Ella lo cambió todo - parte VII

A los pocos minutos de haberme alejado de Vanesa, vuelvo a por ella, convencida de que no se puede echar a perder un amor tan grande sin intentarlo todo. Y menos mal, porque por fin se cumplen todas mis fantasías. 100% erotismo lésbico.

Acababa de dejar ahí plantada a Vanesa, que no terminaba de decidirse, sólo para no agobiarla. A cambio yo estaba hecha un mar de lágrimas, como demasiadas veces últimamente.

–¡Y qué leches! –me dije. No podía ser tan cobarde y dejarla ir así, sin luchar. Al fin y al cabo, ella sólo había dicho que no sabía qué hacer, no me había pedido que me fuera. Si de verdad me importaba tanto, ¿cómo podía aceptar que se me escapara así? ¿Dices que es la mujer de tu vida y te vas como si nada?

Di un volantazo y volví atrás. Me lo debía a mí misma. Fui a por ella.

Cuando llegué a las inmediaciones de la oficina, vi que su coche seguía aparcado en el mismo sitio.

Aparqué en la plaza adyacente y me limpié la cara con una toallita. Me apeé del vehículo y con el corazón desbocado eché a andar, luego a correr, recorriendo en sentido opuesto el camino que escasos minutos antes había sido para mí como el corredor de la muerte.

Al doblar la última esquina, divisé a Vanesa exactamente en el mismo sitio en el que la había dejado, pero ahora estaba acurrucada, sentada en el suelo, con la espalda contra la pared. Escondía la cabeza en sus antebrazos. Una señora de mediana edad se detuvo un instante frente a ella y le dijo algo. Ella levantó la cabeza y, con el rostro casi desfigurado por el dolor, le contestó con un par de palabras. La señora retomó su camino, alejándose de allí, perpleja.

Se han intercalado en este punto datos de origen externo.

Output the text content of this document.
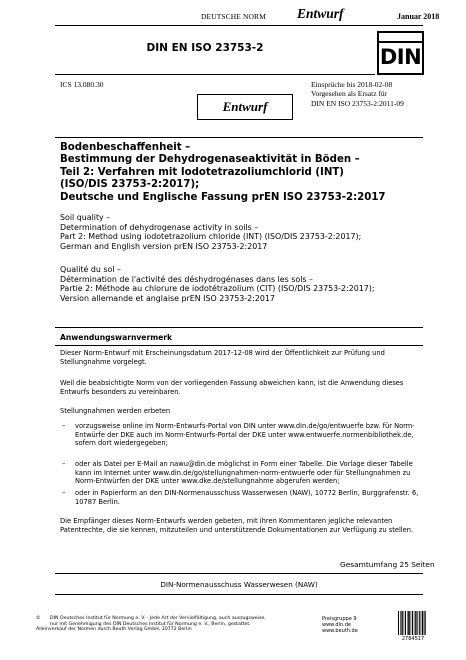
DEUTSCHE NORM Entwurf	Januar 2018
DIN EN ISO 23753-2	DIN
ICS 13.080.30	Einsprüche bis 2018-02-08
Vorgesehen als Ersatz für
DIN EN ISO 23753-2:2011-09
Entwurf
Bodenbeschaffenheit –
Bestimmung der Dehydrogenaseaktivität in Böden –
Teil 2: Verfahren mit Iodotetrazoliumchlorid (INT)
(ISO/DIS 23753-2:2017);
Deutsche und Englische Fassung prEN ISO 23753-2:2017
Soil quality –
Determination of dehydrogenase activity in soils –
Part 2: Method using iodotetrazolium chloride (INT) (ISO/DIS 23753-2:2017);
German and English version prEN ISO 23753-2:2017
Qualité du sol –
Détermination de l'activité des déshydrogénases dans les sols –
Partie 2: Méthode au chlorure de iodotétrazolium (CIT) (ISO/DIS 23753-2:2017);
Version allemande et anglaise prEN ISO 23753-2:2017
Anwendungswarnvermerk
Dieser Norm-Entwurf mit Erscheinungsdatum 2017-12-08 wird der Öffentlichkeit zur Prüfung und Stellungnahme vorgelegt.
Weil die beabsichtigte Norm von der vorliegenden Fassung abweichen kann, ist die Anwendung dieses Entwurfs besonders zu vereinbaren.
Stellungnahmen werden erbeten
– vorzugsweise online im Norm-Entwurfs-Portal von DIN unter www.din.de/go/entwuerfe bzw. für Norm-Entwürfe der DKE auch im Norm-Entwurfs-Portal der DKE unter www.entwuerfe.normenbibliothek.de, sofern dort wiedergegeben;
– oder als Datei per E-Mail an nawu@din.de möglichst in Form einer Tabelle. Die Vorlage dieser Tabelle kann im Internet unter www.din.de/go/stellungnahmen-norm-entwuerfe oder für Stellungnahmen zu Norm-Entwürfen der DKE unter www.dke.de/stellungnahme abgerufen werden;
– oder in Papierform an den DIN-Normenausschuss Wasserwesen (NAW), 10772 Berlin, Burggrafenstr. 6, 10787 Berlin.
Die Empfänger dieses Norm-Entwurfs werden gebeten, mit ihren Kommentaren jegliche relevanten Patentrechte, die sie kennen, mitzuteilen und unterstützende Dokumentationen zur Verfügung zu stellen.
Gesamtumfang 25 Seiten
DIN-Normenausschuss Wasserwesen (NAW)
©	DIN Deutsches Institut für Normung e. V. · Jede Art der Vervielfältigung, auch auszugsweise,
nur mit Genehmigung des DIN Deutsches Institut für Normung e. V., Berlin, gestattet.
Alleinverkauf der Normen durch Beuth Verlag GmbH, 10772 Berlin
Preisgruppe 9
www.din.de
www.beuth.de
2784517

Di los últimos pasos que me separaban de mi Vanesa y me acuclillé a su lado. En silencio, le acaricié un brazo, tras el cual mantenía escondido su rostro, y le di un beso en la coronilla. Seguía oliendo tan bien su pelo, que no pude evitar quedarme unos segundos inhalando ese aroma. Ella seguía en la misma posición, callada.

Y tal como hiciera ella conmigo unos días antes, quise curar su malestar de la única forma que sabía.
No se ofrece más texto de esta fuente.